Я сообразил, к чему он клонит, и сразу согласился:
— Готов служить вторым пилотом на «Б-17», сэр!
— В Европу тебе нельзя. Там сразу поймут, что ты не он. Могу послать в Австралию воевать на «Хэвоке» в звании второй лейтенант, — предложил он и добавил иронично: — Подлечишься после автомобильной аварии несколько дней и будешь сослан туда, как нарушитель!
— Австралия тоже подойдет, сэр, — соглашаюсь я.
Меня разместили в трехэтажном общежитии для офицеров в двухместной комнате со всеми удобствами. На складе технический сержант (даже не знаю, какому званию соответствует в советской армии, что-то среднее между старшиной и старшим сержант) в возрасте под сорок, толстый, с отдышкой, выдал мне летний и зимний комплекты офицерского обмундирования. Дальше я, переодевшись в немного мешковатую форму, отправился к фотографу, юркому капралу, который сделал снимок-портрет в форме для А-Привилегии (удостоверения личности военнослужащего действующей армии).
— Имя, личный номер и данные для собачьей бирки, сэр? — спросил он, приготовив карандаш для записи.
Я произнес свои новые имя-фамилию и зачитал с бумажки шестизначный личный номер.
Фотограф записал и вопросительно уставился на меня.
Собачья бирка — это, наверное, медальон, а вот что на нем сейчас указывают, не знал, поэтому произнес извиняющимся тоном:
— Не помню, что еще надо. Ударился головой во время аварии, позабывал всё.
— Группа крови, религия и адрес, кому сообщить, если что, — подсказал капрал.
— Третья положительная, протестант, сирота, — без запинки выдал я, опровергая свои предыдущие слова.

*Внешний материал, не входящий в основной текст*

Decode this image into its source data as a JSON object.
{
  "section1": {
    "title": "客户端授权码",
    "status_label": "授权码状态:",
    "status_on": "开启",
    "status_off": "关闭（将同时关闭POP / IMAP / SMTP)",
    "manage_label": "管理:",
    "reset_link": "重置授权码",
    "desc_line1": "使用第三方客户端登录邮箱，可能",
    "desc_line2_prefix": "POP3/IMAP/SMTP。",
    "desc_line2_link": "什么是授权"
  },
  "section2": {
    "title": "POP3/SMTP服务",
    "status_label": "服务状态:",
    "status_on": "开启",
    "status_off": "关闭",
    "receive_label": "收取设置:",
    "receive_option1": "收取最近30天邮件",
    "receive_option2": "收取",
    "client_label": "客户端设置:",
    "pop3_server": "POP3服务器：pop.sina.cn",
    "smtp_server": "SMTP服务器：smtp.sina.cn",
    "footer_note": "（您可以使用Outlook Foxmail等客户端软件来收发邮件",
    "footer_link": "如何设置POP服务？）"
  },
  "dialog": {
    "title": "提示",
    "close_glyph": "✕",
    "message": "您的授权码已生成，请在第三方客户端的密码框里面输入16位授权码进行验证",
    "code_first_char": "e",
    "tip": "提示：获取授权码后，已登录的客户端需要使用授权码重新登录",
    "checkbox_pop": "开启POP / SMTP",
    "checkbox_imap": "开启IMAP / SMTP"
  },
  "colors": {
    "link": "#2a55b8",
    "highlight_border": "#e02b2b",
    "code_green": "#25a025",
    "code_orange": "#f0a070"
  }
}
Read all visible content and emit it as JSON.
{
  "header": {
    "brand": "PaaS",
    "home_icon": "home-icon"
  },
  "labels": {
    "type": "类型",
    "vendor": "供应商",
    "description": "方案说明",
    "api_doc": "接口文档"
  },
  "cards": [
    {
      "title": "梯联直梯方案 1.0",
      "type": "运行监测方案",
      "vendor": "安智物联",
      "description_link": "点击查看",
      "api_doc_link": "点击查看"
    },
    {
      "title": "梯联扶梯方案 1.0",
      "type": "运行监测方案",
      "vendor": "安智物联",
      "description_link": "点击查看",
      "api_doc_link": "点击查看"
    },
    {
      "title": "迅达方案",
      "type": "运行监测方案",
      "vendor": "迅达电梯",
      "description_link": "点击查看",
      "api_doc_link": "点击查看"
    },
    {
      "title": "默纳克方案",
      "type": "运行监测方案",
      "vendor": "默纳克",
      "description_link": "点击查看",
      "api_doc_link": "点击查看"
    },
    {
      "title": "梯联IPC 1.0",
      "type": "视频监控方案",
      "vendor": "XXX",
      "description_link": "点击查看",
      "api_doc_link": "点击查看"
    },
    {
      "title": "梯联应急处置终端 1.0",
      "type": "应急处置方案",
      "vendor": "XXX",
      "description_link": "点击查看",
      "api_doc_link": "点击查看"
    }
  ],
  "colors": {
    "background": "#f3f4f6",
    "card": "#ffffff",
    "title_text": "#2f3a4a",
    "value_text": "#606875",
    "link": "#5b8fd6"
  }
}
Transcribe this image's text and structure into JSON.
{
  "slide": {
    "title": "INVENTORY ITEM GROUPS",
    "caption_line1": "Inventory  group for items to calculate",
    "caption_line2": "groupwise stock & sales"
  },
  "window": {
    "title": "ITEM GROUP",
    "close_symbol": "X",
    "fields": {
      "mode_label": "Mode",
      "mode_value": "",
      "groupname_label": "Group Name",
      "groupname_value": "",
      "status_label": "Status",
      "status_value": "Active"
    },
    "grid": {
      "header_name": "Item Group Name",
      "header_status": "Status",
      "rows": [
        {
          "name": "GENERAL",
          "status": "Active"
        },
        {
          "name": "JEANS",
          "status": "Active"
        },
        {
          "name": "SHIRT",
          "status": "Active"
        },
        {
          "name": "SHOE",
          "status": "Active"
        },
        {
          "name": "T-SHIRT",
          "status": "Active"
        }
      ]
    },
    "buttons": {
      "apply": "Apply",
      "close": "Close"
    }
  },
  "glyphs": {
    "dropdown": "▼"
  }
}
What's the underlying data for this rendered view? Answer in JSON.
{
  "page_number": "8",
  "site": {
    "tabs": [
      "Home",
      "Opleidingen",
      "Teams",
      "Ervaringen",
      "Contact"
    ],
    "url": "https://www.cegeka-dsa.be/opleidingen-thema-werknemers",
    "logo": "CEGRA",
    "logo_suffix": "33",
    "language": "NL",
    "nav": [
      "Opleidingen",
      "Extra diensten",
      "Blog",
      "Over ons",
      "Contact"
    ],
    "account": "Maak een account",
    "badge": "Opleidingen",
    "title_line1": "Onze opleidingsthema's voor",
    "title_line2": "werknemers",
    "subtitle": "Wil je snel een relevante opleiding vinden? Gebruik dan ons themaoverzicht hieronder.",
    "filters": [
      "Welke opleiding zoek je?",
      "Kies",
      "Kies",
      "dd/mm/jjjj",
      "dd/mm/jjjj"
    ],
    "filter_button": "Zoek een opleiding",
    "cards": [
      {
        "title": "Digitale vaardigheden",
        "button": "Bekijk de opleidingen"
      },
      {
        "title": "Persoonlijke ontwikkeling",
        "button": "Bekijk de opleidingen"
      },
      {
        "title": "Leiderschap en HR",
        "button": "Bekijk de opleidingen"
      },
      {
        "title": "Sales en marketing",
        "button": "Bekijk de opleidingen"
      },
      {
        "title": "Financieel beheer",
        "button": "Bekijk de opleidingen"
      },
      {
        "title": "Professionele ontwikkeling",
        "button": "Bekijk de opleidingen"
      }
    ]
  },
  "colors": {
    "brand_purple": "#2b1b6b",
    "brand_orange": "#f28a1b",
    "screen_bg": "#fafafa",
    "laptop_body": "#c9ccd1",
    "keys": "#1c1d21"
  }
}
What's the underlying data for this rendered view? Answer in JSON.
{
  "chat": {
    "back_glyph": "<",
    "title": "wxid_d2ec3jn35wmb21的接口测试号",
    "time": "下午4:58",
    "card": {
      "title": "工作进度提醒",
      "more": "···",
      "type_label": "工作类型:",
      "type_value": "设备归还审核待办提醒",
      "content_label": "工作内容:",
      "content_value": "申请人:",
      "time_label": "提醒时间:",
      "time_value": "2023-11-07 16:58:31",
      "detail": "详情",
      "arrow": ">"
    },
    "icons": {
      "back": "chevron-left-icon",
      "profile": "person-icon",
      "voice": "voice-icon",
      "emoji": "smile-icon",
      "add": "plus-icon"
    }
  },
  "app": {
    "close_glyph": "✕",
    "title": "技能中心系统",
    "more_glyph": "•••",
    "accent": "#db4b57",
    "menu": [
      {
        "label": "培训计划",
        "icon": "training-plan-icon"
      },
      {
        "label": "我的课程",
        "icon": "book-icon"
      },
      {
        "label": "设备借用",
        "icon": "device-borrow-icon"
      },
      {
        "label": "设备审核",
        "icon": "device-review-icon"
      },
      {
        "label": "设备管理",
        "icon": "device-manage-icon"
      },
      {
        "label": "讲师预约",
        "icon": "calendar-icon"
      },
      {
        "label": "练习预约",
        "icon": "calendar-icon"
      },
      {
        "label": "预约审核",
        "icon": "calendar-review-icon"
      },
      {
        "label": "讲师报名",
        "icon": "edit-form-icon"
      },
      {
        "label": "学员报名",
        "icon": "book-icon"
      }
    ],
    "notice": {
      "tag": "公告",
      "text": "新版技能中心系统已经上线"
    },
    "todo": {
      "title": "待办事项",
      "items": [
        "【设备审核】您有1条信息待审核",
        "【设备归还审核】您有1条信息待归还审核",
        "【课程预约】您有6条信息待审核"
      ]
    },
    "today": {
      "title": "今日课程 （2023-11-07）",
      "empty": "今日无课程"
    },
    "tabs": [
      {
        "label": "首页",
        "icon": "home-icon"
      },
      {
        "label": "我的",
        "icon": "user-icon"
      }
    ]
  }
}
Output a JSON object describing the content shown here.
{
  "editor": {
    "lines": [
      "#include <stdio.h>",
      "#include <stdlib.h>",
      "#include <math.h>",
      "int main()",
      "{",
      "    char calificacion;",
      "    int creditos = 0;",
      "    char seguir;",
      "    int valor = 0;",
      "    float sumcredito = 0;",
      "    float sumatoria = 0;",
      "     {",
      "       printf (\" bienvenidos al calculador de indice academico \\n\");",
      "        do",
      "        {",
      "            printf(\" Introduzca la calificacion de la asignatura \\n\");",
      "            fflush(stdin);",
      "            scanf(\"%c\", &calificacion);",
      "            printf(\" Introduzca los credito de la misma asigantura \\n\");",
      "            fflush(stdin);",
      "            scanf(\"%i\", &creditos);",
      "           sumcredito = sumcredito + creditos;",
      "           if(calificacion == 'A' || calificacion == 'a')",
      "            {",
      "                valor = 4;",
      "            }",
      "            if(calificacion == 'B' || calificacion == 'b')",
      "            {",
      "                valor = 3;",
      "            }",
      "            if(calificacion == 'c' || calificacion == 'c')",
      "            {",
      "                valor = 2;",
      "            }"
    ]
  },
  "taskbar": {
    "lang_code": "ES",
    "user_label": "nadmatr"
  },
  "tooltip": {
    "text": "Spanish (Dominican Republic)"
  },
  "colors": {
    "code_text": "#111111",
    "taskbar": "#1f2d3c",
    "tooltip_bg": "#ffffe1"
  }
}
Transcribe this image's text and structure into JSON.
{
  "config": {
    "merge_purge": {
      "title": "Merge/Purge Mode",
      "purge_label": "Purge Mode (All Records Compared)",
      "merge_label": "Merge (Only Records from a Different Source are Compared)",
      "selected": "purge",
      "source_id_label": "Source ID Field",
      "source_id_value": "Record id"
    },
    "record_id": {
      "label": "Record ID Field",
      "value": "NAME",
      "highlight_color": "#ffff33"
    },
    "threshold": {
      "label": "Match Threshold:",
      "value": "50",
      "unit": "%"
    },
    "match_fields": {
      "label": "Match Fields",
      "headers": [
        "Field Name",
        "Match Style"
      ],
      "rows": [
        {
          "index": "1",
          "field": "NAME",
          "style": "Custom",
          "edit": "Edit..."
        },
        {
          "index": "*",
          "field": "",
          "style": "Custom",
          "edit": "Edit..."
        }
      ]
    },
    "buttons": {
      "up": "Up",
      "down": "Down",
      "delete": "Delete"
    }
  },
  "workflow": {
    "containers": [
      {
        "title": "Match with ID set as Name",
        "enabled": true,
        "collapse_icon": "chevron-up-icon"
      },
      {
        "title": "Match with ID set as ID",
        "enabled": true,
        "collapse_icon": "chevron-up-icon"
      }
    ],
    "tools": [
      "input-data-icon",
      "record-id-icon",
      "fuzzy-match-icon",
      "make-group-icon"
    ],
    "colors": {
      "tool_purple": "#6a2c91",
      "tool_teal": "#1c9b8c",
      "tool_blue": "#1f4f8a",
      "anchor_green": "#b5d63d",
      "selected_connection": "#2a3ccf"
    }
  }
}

— Будут готовы завтра, — пообещал он.
Документы и два жетона из сплава никеля и меди со скругленными углами (один носят на шее, второй — вшивают в штаны или привязывают к обуви) принесли, когда я вернулся с завтрака в столовой, где получил яичницу-глазунью с беконом, блинчики с черникой и кленовым сиропом и чай без молока. Удостоверение было бирюзового цвета с фотографией в центре, под которой мои фамилия, которая переводится, как Лесник, первое имя и первая буква второго Б. (Бернард) и личный номер с буквами «AF(Воздушные силы)» перед цифрами. Слева герб страны, звание, моя подпись. Справа «Соединенные Штаты. Воздушные силы. Действующий», ниже герб Военно-воздушных сил, дата выдачи и еще раз личный номер. Теперь я могу выйти за пределы базы по своим делам, что сразу же и сделал.
Едва я прошел контрольно-пропускной пункт и направился к остановке городского автобуса, как рядом притормозил крытый военный грузовик «студебеккер», выехавший через ворота. За рулем сидел молодой рядовой с розовой улыбчивой физиономией.
— Куда тебе, лейтенант? — спросил он.
— Высади где-нибудь в центре. Первый раз здесь, — ответил я, садясь на мягкое, пружинистое сиденье.
— Это понятно! Иначе бы подсел ко мне еще на базе, как делают все наши, — радостно молвил водитель.
Грейт-Фоллс довольно большой город по нынешним меркам. Здесь находится завод медно-добывающей компании «Анаконда». Его труба высотой метров сто пятьдесят видна отовсюду. Магазинов много и все битком набиты самыми разными товарами. Мне пока не на что покупать. Я заглянул в ювелирный магазин, посмотрел, сколько стоят ювелирные изделия, прикинул, сколько можно попросить за те, что есть у меня.
— Мэм, не подскажешь, где здесь можно продать ювелирные украшения? — спросил я пожилую даму-продавца, которая смотрела на меня умиленно, как мамаша на послушного сына. — Купил в подарок своей девушке, но не срослось. Не хочу везти на фронт. Мало ли…
— В любом ломбарде, но там мало дадут. На Двенадцатой Южной улице есть магазин при ювелирный мастерской. Мы у них иногда берем товар на реализацию. Там будет выгоднее, — посоветовала она.
Хозяином магазина был бельгиец. Я это понял до того, как он заговорил на английском языке с едва заметным французским акцентом. У коренных бельгийцев исключительно бельгийская, полутормозная манера двигаться, которую не передать словами, но сразу замечаешь, если бывал в этой стране. Он внимательно осмотрел колье, каждый камень через лупу, взвесил его и обручальное кольцо на маленьких весах.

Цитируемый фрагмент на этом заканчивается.